Rabbi Shlomo Carlebach (b. 1925–d. 1994) was a spiritual guide, charismatic religious leader, and influential composer of popular modern Hasidic tunes. Through his musical storytelling, inspirational insights, and personal contacts, he inspired a new form of heartfelt soulful Judaism and became a progenitor of the 20th-century neo-Hasidic renaissance. Born in Berlin on 14 January 1925, he grew up in Baden near Vienna where his father, Rabbi Naphtali Carlebach, served as chief rabbi (1931–1938). Shlomo was named after his paternal grandfather, Rabbi Dr. Shlomo (Salomon) Carlebach (b. 1845–d. 1919), chief rabbi of Lübeck, Germany. Shlomo’s maternal grandfather was Rabbi Dr. Asher (Arthur) Cohn (b. 1885–d. 1926), Chief Rabbi of Basel, Switzerland. Young Shlomo was destined by his parents to continue in the family’s rabbinic calling. With the ominous Nazi rise to power, the Carlebach family fled, eventually arriving in New York on 23 March 1939. Shlomo studied in the Haredi yeshiva high school Mesivta Torah Vodaas until April 1943, and then joined a dozen students who helped Rabbi Aharon Kotler establish the first Haredi full-time Torah-learning yeshiva in Lakewood, New Jersey. Then, in 1949, Shlomo embarked upon a career as the outreach emissary for the Chabad Lubavitch Rebbe.

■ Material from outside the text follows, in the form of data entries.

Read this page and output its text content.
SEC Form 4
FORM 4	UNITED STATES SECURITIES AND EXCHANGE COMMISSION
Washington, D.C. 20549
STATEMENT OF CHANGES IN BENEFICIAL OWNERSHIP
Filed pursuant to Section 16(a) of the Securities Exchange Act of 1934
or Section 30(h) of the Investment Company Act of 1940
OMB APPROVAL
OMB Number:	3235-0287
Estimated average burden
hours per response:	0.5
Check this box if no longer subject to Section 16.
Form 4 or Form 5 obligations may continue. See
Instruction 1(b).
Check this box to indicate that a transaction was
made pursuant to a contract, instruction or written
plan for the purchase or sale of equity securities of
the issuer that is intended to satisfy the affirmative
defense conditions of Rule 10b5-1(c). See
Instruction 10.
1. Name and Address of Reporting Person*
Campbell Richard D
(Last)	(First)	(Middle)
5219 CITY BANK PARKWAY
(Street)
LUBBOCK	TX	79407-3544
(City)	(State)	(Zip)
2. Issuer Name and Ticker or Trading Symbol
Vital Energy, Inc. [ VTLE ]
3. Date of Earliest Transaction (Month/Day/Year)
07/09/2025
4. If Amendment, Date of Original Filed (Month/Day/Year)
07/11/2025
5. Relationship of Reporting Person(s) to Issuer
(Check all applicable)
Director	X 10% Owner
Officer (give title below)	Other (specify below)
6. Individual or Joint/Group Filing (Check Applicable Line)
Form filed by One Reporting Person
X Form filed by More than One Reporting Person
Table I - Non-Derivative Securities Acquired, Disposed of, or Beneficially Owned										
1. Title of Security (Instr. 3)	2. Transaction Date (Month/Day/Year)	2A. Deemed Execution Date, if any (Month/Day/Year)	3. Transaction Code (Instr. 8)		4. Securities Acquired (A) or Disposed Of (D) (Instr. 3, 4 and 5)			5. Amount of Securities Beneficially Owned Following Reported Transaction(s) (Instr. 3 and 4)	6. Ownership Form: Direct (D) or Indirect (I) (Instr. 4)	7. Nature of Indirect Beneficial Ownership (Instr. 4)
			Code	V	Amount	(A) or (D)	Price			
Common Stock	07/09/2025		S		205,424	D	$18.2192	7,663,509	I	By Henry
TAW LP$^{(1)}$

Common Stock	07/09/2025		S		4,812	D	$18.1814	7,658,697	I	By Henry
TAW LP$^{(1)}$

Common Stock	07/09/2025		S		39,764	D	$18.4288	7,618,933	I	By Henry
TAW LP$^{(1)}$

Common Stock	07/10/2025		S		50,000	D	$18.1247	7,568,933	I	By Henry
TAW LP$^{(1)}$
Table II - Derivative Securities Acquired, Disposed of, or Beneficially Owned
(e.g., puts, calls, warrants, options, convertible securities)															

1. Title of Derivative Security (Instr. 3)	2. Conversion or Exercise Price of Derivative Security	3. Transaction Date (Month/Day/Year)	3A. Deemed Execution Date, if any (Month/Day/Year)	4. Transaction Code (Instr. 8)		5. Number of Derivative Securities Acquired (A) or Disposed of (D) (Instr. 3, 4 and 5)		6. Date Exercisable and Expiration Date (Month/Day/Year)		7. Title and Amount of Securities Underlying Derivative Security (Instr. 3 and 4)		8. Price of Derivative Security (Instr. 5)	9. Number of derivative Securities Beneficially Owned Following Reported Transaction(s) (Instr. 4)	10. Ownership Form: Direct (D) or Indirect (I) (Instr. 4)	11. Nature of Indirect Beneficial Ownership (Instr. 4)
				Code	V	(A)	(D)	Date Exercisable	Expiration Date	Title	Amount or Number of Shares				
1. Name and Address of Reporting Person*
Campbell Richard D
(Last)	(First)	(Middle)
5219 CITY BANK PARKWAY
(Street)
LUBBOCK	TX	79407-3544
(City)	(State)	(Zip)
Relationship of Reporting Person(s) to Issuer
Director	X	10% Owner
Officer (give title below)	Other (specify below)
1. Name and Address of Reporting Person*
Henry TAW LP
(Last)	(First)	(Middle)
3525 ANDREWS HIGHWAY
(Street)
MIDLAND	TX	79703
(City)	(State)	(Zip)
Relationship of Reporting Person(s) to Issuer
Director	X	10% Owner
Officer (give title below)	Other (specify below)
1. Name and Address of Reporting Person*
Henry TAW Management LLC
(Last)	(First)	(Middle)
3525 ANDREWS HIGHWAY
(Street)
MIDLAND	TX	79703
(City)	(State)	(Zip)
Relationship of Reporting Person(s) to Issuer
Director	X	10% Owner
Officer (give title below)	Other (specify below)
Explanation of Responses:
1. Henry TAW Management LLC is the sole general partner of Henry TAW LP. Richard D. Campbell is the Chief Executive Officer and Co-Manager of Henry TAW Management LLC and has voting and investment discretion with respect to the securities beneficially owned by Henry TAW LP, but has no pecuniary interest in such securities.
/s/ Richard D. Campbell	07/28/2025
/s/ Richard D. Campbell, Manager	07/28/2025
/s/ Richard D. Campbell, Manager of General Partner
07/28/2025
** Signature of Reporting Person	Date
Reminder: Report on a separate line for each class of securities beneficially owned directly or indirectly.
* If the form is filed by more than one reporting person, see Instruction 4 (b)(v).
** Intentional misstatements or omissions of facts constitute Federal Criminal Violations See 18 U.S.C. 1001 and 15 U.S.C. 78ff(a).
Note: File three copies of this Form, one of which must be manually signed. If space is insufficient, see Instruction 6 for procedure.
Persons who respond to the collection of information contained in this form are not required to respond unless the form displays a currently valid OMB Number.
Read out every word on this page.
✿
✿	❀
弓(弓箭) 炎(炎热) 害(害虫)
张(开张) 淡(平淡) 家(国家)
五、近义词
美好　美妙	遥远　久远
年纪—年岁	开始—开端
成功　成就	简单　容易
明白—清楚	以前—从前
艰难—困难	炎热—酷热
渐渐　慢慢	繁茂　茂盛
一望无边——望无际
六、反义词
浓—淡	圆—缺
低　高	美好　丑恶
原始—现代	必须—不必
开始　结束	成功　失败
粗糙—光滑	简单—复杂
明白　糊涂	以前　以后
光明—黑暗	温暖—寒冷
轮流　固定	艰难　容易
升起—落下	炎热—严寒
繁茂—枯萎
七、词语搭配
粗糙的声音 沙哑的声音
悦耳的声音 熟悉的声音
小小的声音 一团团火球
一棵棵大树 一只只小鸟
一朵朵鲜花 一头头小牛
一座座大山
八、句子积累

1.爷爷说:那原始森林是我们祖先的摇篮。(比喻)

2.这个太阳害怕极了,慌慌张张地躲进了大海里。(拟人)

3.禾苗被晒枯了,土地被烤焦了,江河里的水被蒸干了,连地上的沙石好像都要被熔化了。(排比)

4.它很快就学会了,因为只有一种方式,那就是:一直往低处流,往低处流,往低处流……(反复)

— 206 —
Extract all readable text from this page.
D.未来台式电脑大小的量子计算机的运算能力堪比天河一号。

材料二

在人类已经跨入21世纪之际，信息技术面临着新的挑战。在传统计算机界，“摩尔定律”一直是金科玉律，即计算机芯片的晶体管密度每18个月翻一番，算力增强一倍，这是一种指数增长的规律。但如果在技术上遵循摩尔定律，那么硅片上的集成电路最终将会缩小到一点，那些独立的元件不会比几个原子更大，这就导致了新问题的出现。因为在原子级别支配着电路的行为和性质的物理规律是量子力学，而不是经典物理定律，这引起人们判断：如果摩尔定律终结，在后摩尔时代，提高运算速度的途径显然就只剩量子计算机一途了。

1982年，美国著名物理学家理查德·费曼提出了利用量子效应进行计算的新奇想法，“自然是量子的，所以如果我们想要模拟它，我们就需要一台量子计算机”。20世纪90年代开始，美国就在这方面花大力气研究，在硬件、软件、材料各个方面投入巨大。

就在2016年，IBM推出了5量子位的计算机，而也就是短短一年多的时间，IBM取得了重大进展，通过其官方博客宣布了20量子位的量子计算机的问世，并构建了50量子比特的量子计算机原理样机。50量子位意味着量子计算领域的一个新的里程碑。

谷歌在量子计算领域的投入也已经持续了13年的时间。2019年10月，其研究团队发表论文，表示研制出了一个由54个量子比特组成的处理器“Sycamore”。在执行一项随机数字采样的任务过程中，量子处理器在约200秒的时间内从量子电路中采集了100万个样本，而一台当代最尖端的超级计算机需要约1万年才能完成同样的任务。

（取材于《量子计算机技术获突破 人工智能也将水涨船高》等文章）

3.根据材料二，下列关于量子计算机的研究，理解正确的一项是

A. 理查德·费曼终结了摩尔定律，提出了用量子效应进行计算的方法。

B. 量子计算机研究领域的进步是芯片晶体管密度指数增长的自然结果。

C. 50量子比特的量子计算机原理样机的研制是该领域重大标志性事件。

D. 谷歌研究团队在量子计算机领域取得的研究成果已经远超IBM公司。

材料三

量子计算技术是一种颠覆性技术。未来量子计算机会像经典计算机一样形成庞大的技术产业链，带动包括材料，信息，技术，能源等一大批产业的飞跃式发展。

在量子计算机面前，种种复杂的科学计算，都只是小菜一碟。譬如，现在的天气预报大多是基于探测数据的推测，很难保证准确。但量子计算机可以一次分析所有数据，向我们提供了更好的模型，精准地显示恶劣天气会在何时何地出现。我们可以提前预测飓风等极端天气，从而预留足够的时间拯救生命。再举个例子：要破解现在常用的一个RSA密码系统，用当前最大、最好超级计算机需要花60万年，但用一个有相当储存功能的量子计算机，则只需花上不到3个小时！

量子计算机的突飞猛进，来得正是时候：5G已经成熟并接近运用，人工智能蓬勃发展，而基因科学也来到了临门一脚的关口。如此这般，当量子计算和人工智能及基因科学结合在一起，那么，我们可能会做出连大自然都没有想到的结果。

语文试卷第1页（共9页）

From the home base of his father’s synagogue, Kehillath Jacob, in Manhattan, Shlomo set up the first Hasidic outreach program in America. But by 1955 he had begun charting a unique “outreach” career as a “singing Rabbi.” Highlights of his career include establishing the House of Love and Prayer (HLP) in Haight-Ashbury (1968–1978) and Moshav Meor Modi’in in Israel (1976). He was the featured singer at rallies of the Student Struggle for Soviet Jewry (SSSJ), and his most famous song, “Am Yisrael Chai,” was composed for their protest movement. In 1989, he led the first Jewish music tour in Russia, reaching fifty thousand people in three weeks and inspiring Soviet Jewry. He also visited Poland 1–10 January 1989 with eight concerts in ten days and thus was the first openly religious Jew to perform in Communist Poland after the 1967–1968 wave of anti-Semitism. But in his own eyes, his major achievement was as “Rebbe of the Street-Corner.” His potential constituency could be found in any forlorn corner that he encountered. And since he traveled around the world sharing his utopian vision of love and peace, he assumed a unique role as a charismatic iconoclast rebbe.